Listened to Halberstam’s “The Fifties” until 4 p.m., when I switched to the news shows. Halberstam is now focusing on civil rights violence, particularly in that old kicking-boy Mississippi. So far, he has talked about the murder of Emmett Till and has mentioned William Bradford Huie, who wrote a magazine article about the Till murder.
In the summer of 1960, when I went off to USM to try to find a job and work my way through college, my friend and Jackson CHS classmate Ronnie had gotten a job at the Hattiesburg (Miss.) American. We were staying with Ronnie’s mother, “Cricket.” Ronnie and I did research work and typed notes for William Bradford Huie, who was there doing research for a Cavalier magazine article about the racial murder of Mack Charles Parker.
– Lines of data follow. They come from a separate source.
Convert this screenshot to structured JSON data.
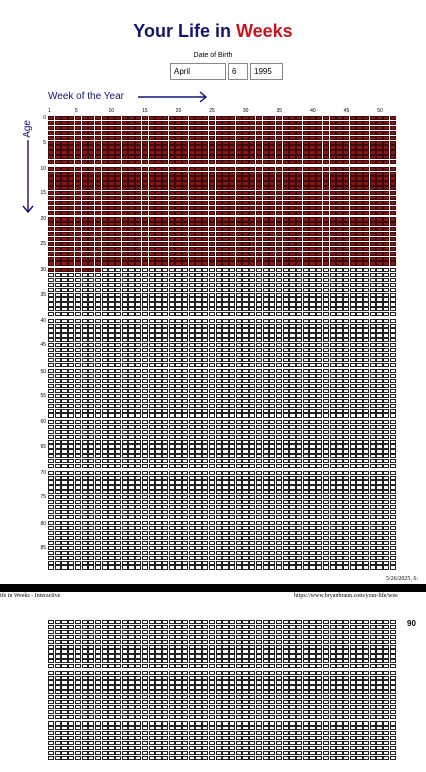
{
  "title": {
    "part1": "Your Life in",
    "part2": "Weeks"
  },
  "dob": {
    "label": "Date of Birth",
    "month": "April",
    "day": "6",
    "year": "1995"
  },
  "axes": {
    "week_label": "Week of the Year",
    "age_label": "Age",
    "week_ticks": [
      "1",
      "5",
      "10",
      "15",
      "20",
      "25",
      "30",
      "35",
      "40",
      "45",
      "50"
    ],
    "age_ticks": [
      "0",
      "5",
      "10",
      "15",
      "20",
      "25",
      "30",
      "35",
      "40",
      "45",
      "50",
      "55",
      "60",
      "65",
      "70",
      "75",
      "80",
      "85"
    ]
  },
  "grid": {
    "weeks_per_year": 52,
    "rows_first_page": 90,
    "rows_second_page": 28,
    "lived_weeks": 1568
  },
  "end_label": "90",
  "print_header": {
    "date": "5/26/2025, 6:",
    "title": "ife in Weeks - Interactive",
    "url": "https://www.bryanbraun.com/your-life/wee"
  },
  "colors": {
    "lived": "#8b1414",
    "title_blue": "#14146e",
    "title_red": "#c8141e"
  }
}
Huie wrote “The Execution of Private Slovik” (1954), “The Americanization of Emily” (1959), “The Hero of Iwo Jima” about American Indian Ira Hayes (1962) and many other books and articles.
Interestingly, we didn’t get the job through the newspaper. Cricket was a good waitress at a restaurant on Broadway Street and told Huie we were available and qualified to help him with his research. Nothing like a good cup of coffee to influence a writer!
I did get a parttime job with a lawyer, but Cricket said he was a “skirt-chaser” and advised against it. Went back to Jackson, Miss., got a job and finally entered USM in 1978! Ronnie, by the way, named her only child, a girl, Cricket.
***
Later. Three events of the 50s shaped American culture to come, Halberstam writes: Brown v. Board of Education of Topeka, Kansas; the invention of the mechanical cotton picker and the migration of blacks to the north; and Elvis Presley.
Halberstam has now moved on to Elvis and James Dean, “the eternal rebel,” and those wonderful GM cars of the 50s.
Interesting to be revisiting my youth on the anniversary of Elvis’ death. What fate to be born at just the right time to be a teenager in the 50s!